A: Copilot covers five capability areas:
- Reverse engineering from unstructured inputs — PDM files, DDL, Excel, CSV, PDF, Word, images, or natural language requirements can be converted into a working data model.
- Talk to your model — ask any question about an existing project in natural language and get answers grounded in the full schema context.
- Bulk governance — flag PII, apply naming conventions, and add descriptions across many objects via a single prompt.
- Role-based responses — responses are calibrated to whether the user identifies as an architect, engineer, governance lead, or consumer.
- Pre-prompts — organizational standards taught to Copilot once are then applied to every interaction across every team member.

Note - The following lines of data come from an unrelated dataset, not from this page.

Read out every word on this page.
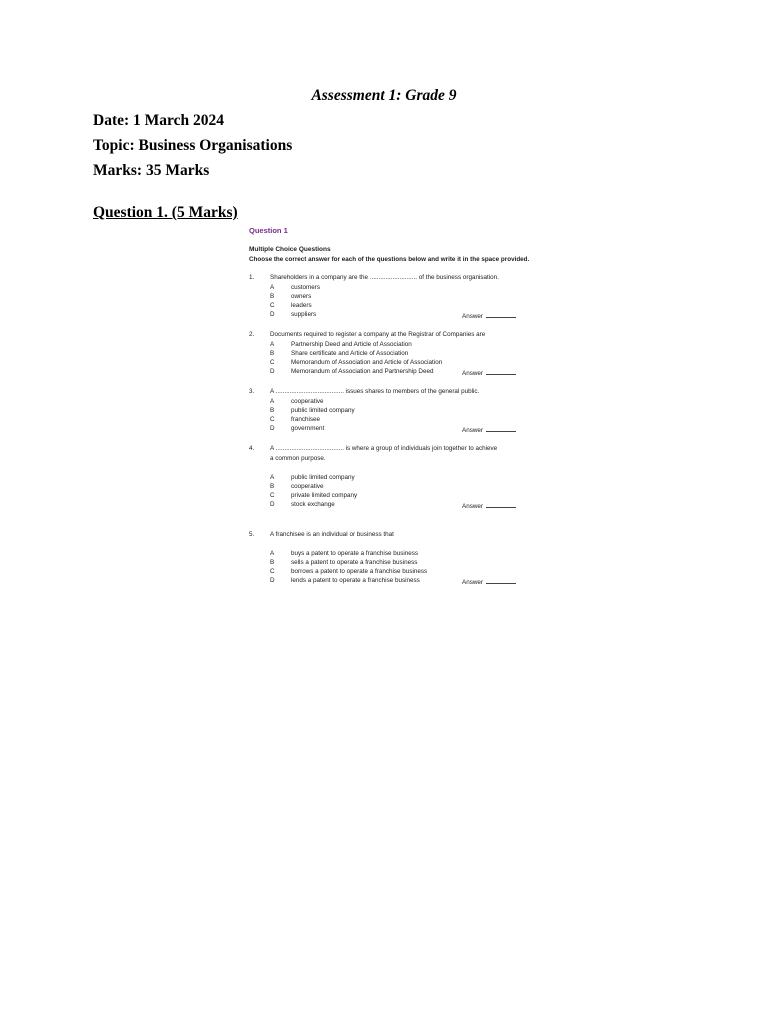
Assessment 1: Grade 9
Date: 1 March 2024
Topic: Business Organisations
Marks: 35 Marks
Question 1. (5 Marks)
Question 1
Multiple Choice Questions
Choose the correct answer for each of the questions below and write it in the space provided.
1. Shareholders in a company are the ........................... of the business organisation.
A	customers
B	owners
C	leaders
D	suppliers	Answer
2. Documents required to register a company at the Registrar of Companies are
A	Partnership Deed and Article of Association
B	Share certificate and Article of Association
C	Memorandum of Association and Article of Association
D	Memorandum of Association and Partnership Deed	Answer
3. A ....................................... issues shares to members of the general public.
A	cooperative
B	public limited company
C	franchisee
D	government	Answer
4. A ....................................... is where a group of individuals join together to achieve
a common purpose.
A	public limited company
B	cooperative
C	private limited company
D	stock exchange	Answer
5. A franchisee is an individual or business that
A	buys a patent to operate a franchise business
B	sells a patent to operate a franchise business
C	borrows a patent to operate a franchise business
D	lends a patent to operate a franchise business	Answer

Q: What file formats can Copilot accept as input for reverse engineering?
A: PDF, Word, Excel, CSV, plain text, images (PNG/JPG), Draw.io diagrams, and DDL files, as well as freeform text pasted directly into the prompt field. Large Excel files work best when saved as CSV — Excel files include zipped internal content that can increase file size significantly without adding useful information.
Q: Can Copilot generate a logical model from existing DDLs across source systems?
A: Yes. Load DDLs from source systems into SqlDBM and Copilot will generate a draft logical model or mapping. Standard physical-to-logical conversion is also available as a non-AI pathway for teams that prefer a deterministic workflow.
Q: Can Copilot auto-create Data Vault structures?
A: Yes. Given staging tables and guidance in the prompt or pre-prompt, Copilot generates Data Vault structures — hubs, links, and satellites — aligned to Data Vault conventions. Results are improved by supplying project-level context through pre-prompts and standards.
Q: Does Copilot respect our naming conventions, templates, and governance rules?
A: Yes. If templates, global modeling standards, or pre-prompts are configured at the project level, Copilot uses them across every interaction. This is how organizations enforce consistency without reviewing every AI output by hand.
Q: Can Copilot work across multiple projects?
A: Not today. Copilot’s context scope is the current project. Cross-project governance validation is planned. Until it ships, global modeling — which lets you reference objects from other projects — is the recommended pattern for cross-project consistency.
Q: Can Copilot access version history — who made what change and when?
A: Version history context in Copilot is on the roadmap. Today, Copilot operates on the current state of the project. In the meantime, the platform’s Compare Revisions view lets users diff any two versions and see field-level and table-level changes. Revision flags (development, released, hotfix, etc.) can be used to mark meaningful milestones.
Q: Can Copilot suggest improvements, best practices, or impact analysis?
A: Yes. Copilot can review the current model and recommend schema improvements, normalization opportunities, or impact analysis for a proposed change. Because it has full project context, it can identify whether a proposed entity already exists in the model and recommend reuse rather than duplication.